Walt Disney Co.’s $5.5 billion Shanghai theme park, its first in mainland China, opened with fireworks, a dancing Mickey Mouse, dignitaries, and messages of support from two of the most powerful presidents in the world.

“I hope that Shanghai Disney can provide visitors with safe and premium experiences and become a world-class theme park. I hope it promotes exchanges across cultures of the world,” said a letter from Chinese President Xi Jinping, read by Vice Premier Wang Yang at the park’s opening ceremony Thursday morning.

Tens of thousands are expected to stream into Shanghai Disneyland on its debut, after nearly two decades in the making. The resort is the largest foreign investment ever for the Burbank, California-based company, as it intensifies the race to dominate China’s $610 billion tourism industry.
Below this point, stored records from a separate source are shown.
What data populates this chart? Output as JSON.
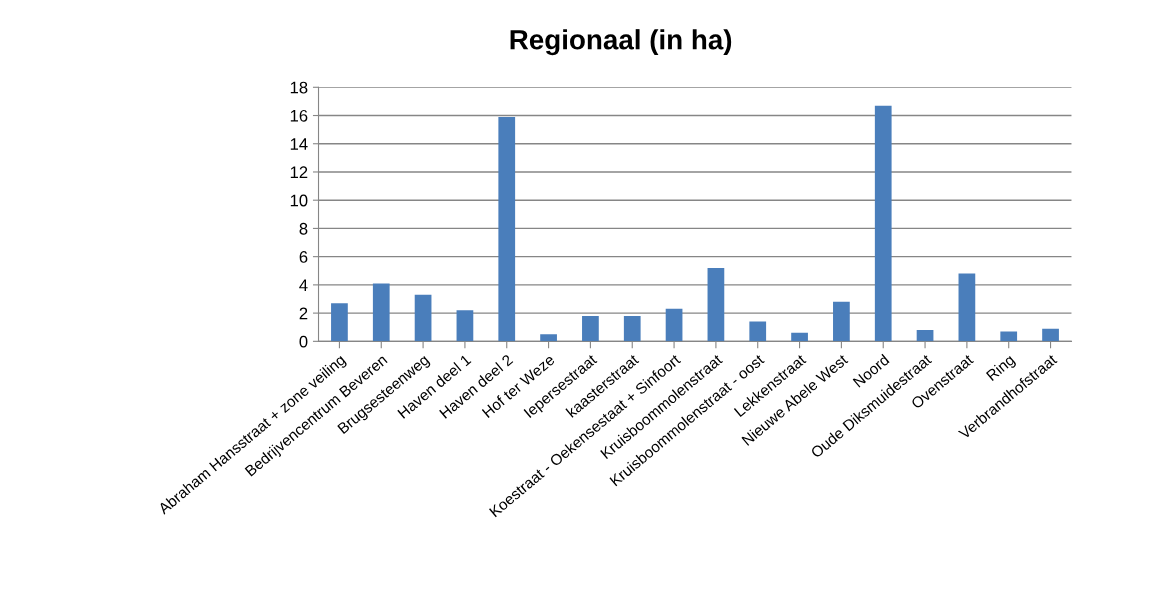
{
  "chart_data": {
    "type": "bar",
    "title": "Regionaal (in ha)",
    "categories": [
      "Abraham Hansstraat + zone veiling",
      "Bedrijvencentrum Beveren",
      "Brugsesteenweg",
      "Haven deel 1",
      "Haven deel 2",
      "Hof ter Weze",
      "Iepersestraat",
      "kaasterstraat",
      "Koestraat - Oekensestaat + Sinfoort",
      "Kruisboommolenstraat",
      "Kruisboommolenstraat - oost",
      "Lekkenstraat",
      "Nieuwe Abele West",
      "Noord",
      "Oude Diksmuidestraat",
      "Ovenstraat",
      "Ring",
      "Verbrandhofstraat"
    ],
    "values": [
      2.7,
      4.1,
      3.3,
      2.2,
      15.9,
      0.5,
      1.8,
      1.8,
      2.3,
      5.2,
      1.4,
      0.6,
      2.8,
      16.7,
      0.8,
      4.8,
      0.7,
      0.9
    ],
    "color": "#4a7ebb",
    "ylim": [
      0,
      18
    ],
    "yticks": [
      0,
      2,
      4,
      6,
      8,
      10,
      12,
      14,
      16,
      18
    ],
    "grid": "y"
  }
}
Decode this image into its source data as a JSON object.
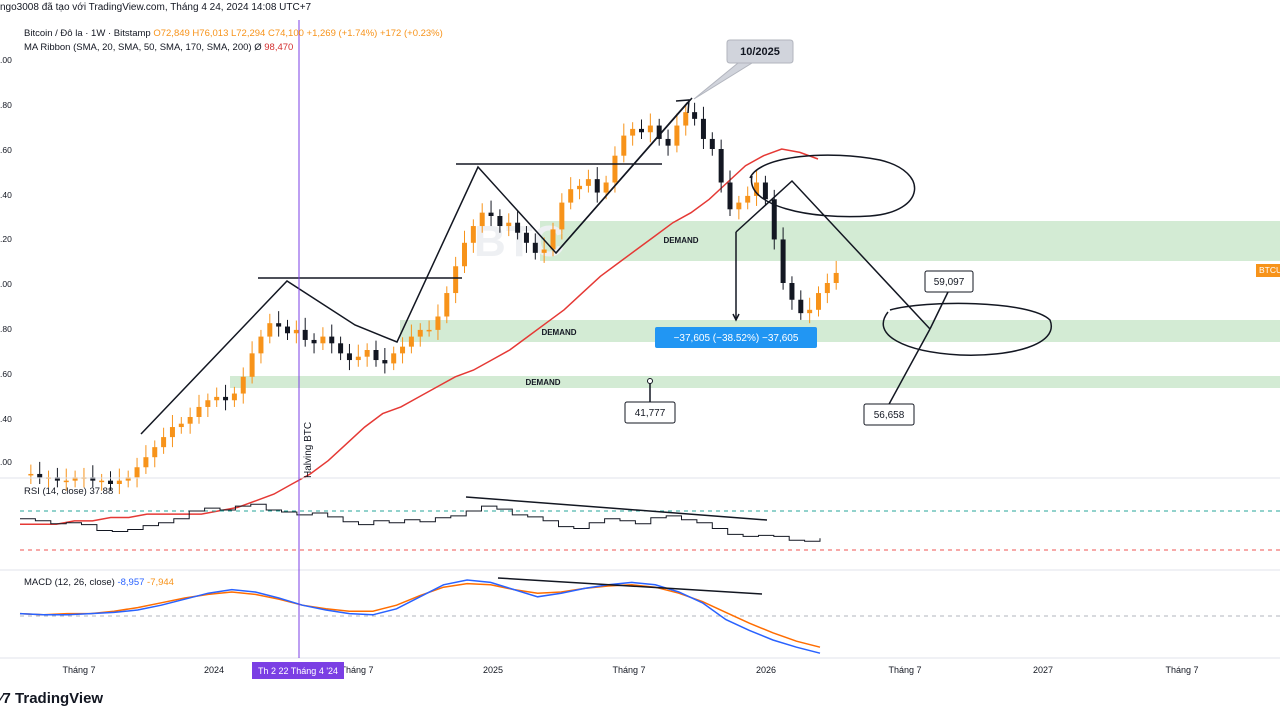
{
  "header": {
    "publisher_text": "ngo3008 đã tạo với TradingView.com, Tháng 4 24, 2024 14:08 UTC+7"
  },
  "legend": {
    "symbol": "Bitcoin / Đô la · 1W · Bitstamp",
    "ohlc": "O72,849 H76,013 L72,294 C74,100",
    "change": "+1,269 (+1.74%) +172 (+0.23%)",
    "ma_ribbon_label": "MA Ribbon (SMA, 20, SMA, 50, SMA, 170, SMA, 200)",
    "ma_ribbon_symbol": "Ø",
    "ma_ribbon_value": "98,470",
    "rsi_label": "RSI (14, close)",
    "rsi_value": "37.88",
    "macd_label": "MACD (12, 26, close)",
    "macd_value_1": "-8,957",
    "macd_value_2": "-7,944"
  },
  "annotations": {
    "date_callout": "10/2025",
    "demand_labels": [
      "DEMAND",
      "DEMAND",
      "DEMAND"
    ],
    "measure_label": "−37,605 (−38.52%) −37,605",
    "target_1": "59,097",
    "target_2": "56,658",
    "target_3": "41,777",
    "halving_label": "Halving BTC",
    "watermark": "BTC"
  },
  "price_tag": "BTCU",
  "x_axis": {
    "labels": [
      "Tháng 7",
      "2024",
      "Tháng 7",
      "2025",
      "Tháng 7",
      "2026",
      "Tháng 7",
      "2027",
      "Tháng 7"
    ],
    "cursor_label": "Th 2 22 Tháng 4 '24"
  },
  "y_axis_labels": [
    ".00",
    ".80",
    ".60",
    ".40",
    ".20",
    ".00",
    ".80",
    ".60",
    ".40",
    ".00"
  ],
  "footer": {
    "brand": "TradingView"
  },
  "colors": {
    "bull": "#f7931a",
    "bear": "#131722",
    "sma": "#e53935",
    "demand_zone": "#c8e6c9",
    "rsi": "#131722",
    "macd": "#2962ff",
    "signal": "#ff6d00",
    "cursor": "#7b3fe4",
    "measure": "#2196f3"
  },
  "chart_data": {
    "type": "candlestick",
    "symbol": "BTC/USD",
    "interval": "1W",
    "exchange": "Bitstamp",
    "last_ohlc": {
      "open": 72849,
      "high": 76013,
      "low": 72294,
      "close": 74100
    },
    "projected_drop": {
      "points": -37605,
      "percent": -38.52
    },
    "price_targets": [
      59097,
      56658,
      41777
    ],
    "indicators": {
      "ma_ribbon": {
        "type": "SMA",
        "periods": [
          20,
          50,
          170,
          200
        ],
        "value": 98470
      },
      "rsi": {
        "period": 14,
        "value": 37.88
      },
      "macd": {
        "fast": 12,
        "slow": 26,
        "macd": -8957,
        "signal": -7944
      }
    },
    "x_ticks": [
      "Tháng 7",
      "2024",
      "Tháng 7",
      "2025",
      "Tháng 7",
      "2026",
      "Tháng 7",
      "2027",
      "Tháng 7"
    ],
    "candle_path": [
      0.43,
      0.43,
      0.42,
      0.42,
      0.41,
      0.41,
      0.42,
      0.42,
      0.41,
      0.41,
      0.4,
      0.41,
      0.42,
      0.45,
      0.48,
      0.51,
      0.54,
      0.57,
      0.58,
      0.6,
      0.63,
      0.65,
      0.66,
      0.65,
      0.67,
      0.72,
      0.79,
      0.84,
      0.88,
      0.87,
      0.85,
      0.86,
      0.83,
      0.82,
      0.84,
      0.82,
      0.79,
      0.77,
      0.78,
      0.8,
      0.77,
      0.76,
      0.79,
      0.81,
      0.84,
      0.86,
      0.86,
      0.9,
      0.97,
      1.05,
      1.12,
      1.17,
      1.21,
      1.2,
      1.17,
      1.18,
      1.15,
      1.12,
      1.09,
      1.1,
      1.16,
      1.24,
      1.28,
      1.29,
      1.31,
      1.27,
      1.3,
      1.38,
      1.44,
      1.46,
      1.45,
      1.47,
      1.43,
      1.41,
      1.47,
      1.51,
      1.49,
      1.43,
      1.4,
      1.3,
      1.22,
      1.24,
      1.26,
      1.3,
      1.25,
      1.13,
      1.0,
      0.95,
      0.91,
      0.92,
      0.97,
      1.0,
      1.03
    ],
    "sma_path": [
      0.28,
      0.28,
      0.28,
      0.29,
      0.29,
      0.3,
      0.3,
      0.31,
      0.31,
      0.31,
      0.31,
      0.32,
      0.33,
      0.35,
      0.37,
      0.4,
      0.43,
      0.47,
      0.52,
      0.57,
      0.61,
      0.63,
      0.66,
      0.69,
      0.72,
      0.74,
      0.77,
      0.8,
      0.84,
      0.88,
      0.92,
      0.97,
      1.02,
      1.06,
      1.1,
      1.14,
      1.18,
      1.21,
      1.25,
      1.3,
      1.35,
      1.38,
      1.4,
      1.39,
      1.37
    ],
    "rsi_path": [
      62,
      60,
      57,
      58,
      56,
      50,
      49,
      51,
      55,
      58,
      62,
      70,
      73,
      71,
      75,
      77,
      71,
      69,
      66,
      68,
      64,
      59,
      56,
      60,
      58,
      61,
      59,
      63,
      65,
      70,
      75,
      72,
      66,
      64,
      60,
      54,
      52,
      58,
      62,
      60,
      57,
      63,
      65,
      61,
      58,
      52,
      46,
      44,
      45,
      44,
      40,
      39,
      42
    ],
    "macd_path": [
      0.2,
      0.1,
      0.1,
      0.2,
      0.3,
      0.5,
      0.9,
      1.4,
      1.9,
      2.2,
      2.0,
      1.5,
      0.9,
      0.5,
      0.2,
      0.1,
      0.6,
      1.6,
      2.6,
      3.0,
      2.8,
      2.2,
      1.6,
      1.9,
      2.3,
      2.6,
      2.8,
      2.6,
      2.0,
      1.1,
      -0.3,
      -1.2,
      -2.0,
      -2.6,
      -3.1
    ],
    "signal_path": [
      0.2,
      0.1,
      0.2,
      0.2,
      0.4,
      0.7,
      1.1,
      1.5,
      1.8,
      2.0,
      1.8,
      1.4,
      0.9,
      0.6,
      0.4,
      0.4,
      0.9,
      1.7,
      2.4,
      2.7,
      2.6,
      2.2,
      1.9,
      2.0,
      2.3,
      2.5,
      2.6,
      2.4,
      1.9,
      1.2,
      0.3,
      -0.6,
      -1.4,
      -2.1,
      -2.6
    ]
  }
}
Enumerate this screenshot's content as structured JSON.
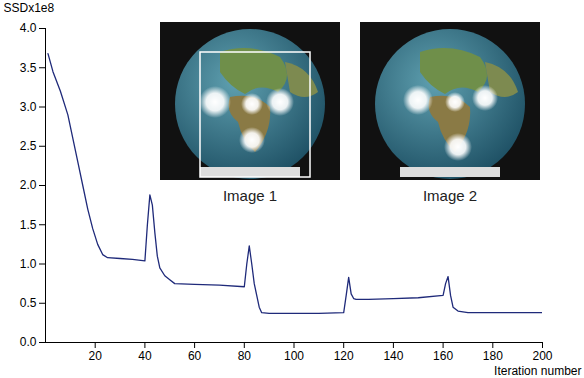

“The resort captures the promise of our bilateral relationship,” U.S. President Barack Obama said in a letter, which Disney Chief Executive Officer Robert Iger read at the ceremony attended by senior officials including Shanghai’s Communist Party secretary and its mayor.

The entertainment giant has already begun construction to expand attractions within the park’s 1,729 acres of land, Mr. Iger said at a briefing Wednesday. The existing resort covers about 963 acres.

“Nothing is as impactful, nothing creates a connection to our stories, to our brands, to our characters, than a theme park experience,” said Mr. Iger. “The experience people have when they spend time in our theme parks is immersive. They not only hear and see our stories but they actually enter them, they live in them.”

While most of the 300 theme parks in China are currently unprofitable ventures, Disney is leading an incoming wave of top-notch megaparks developed by both local and foreign operators competing for a tourism industry that is set to double by 2020.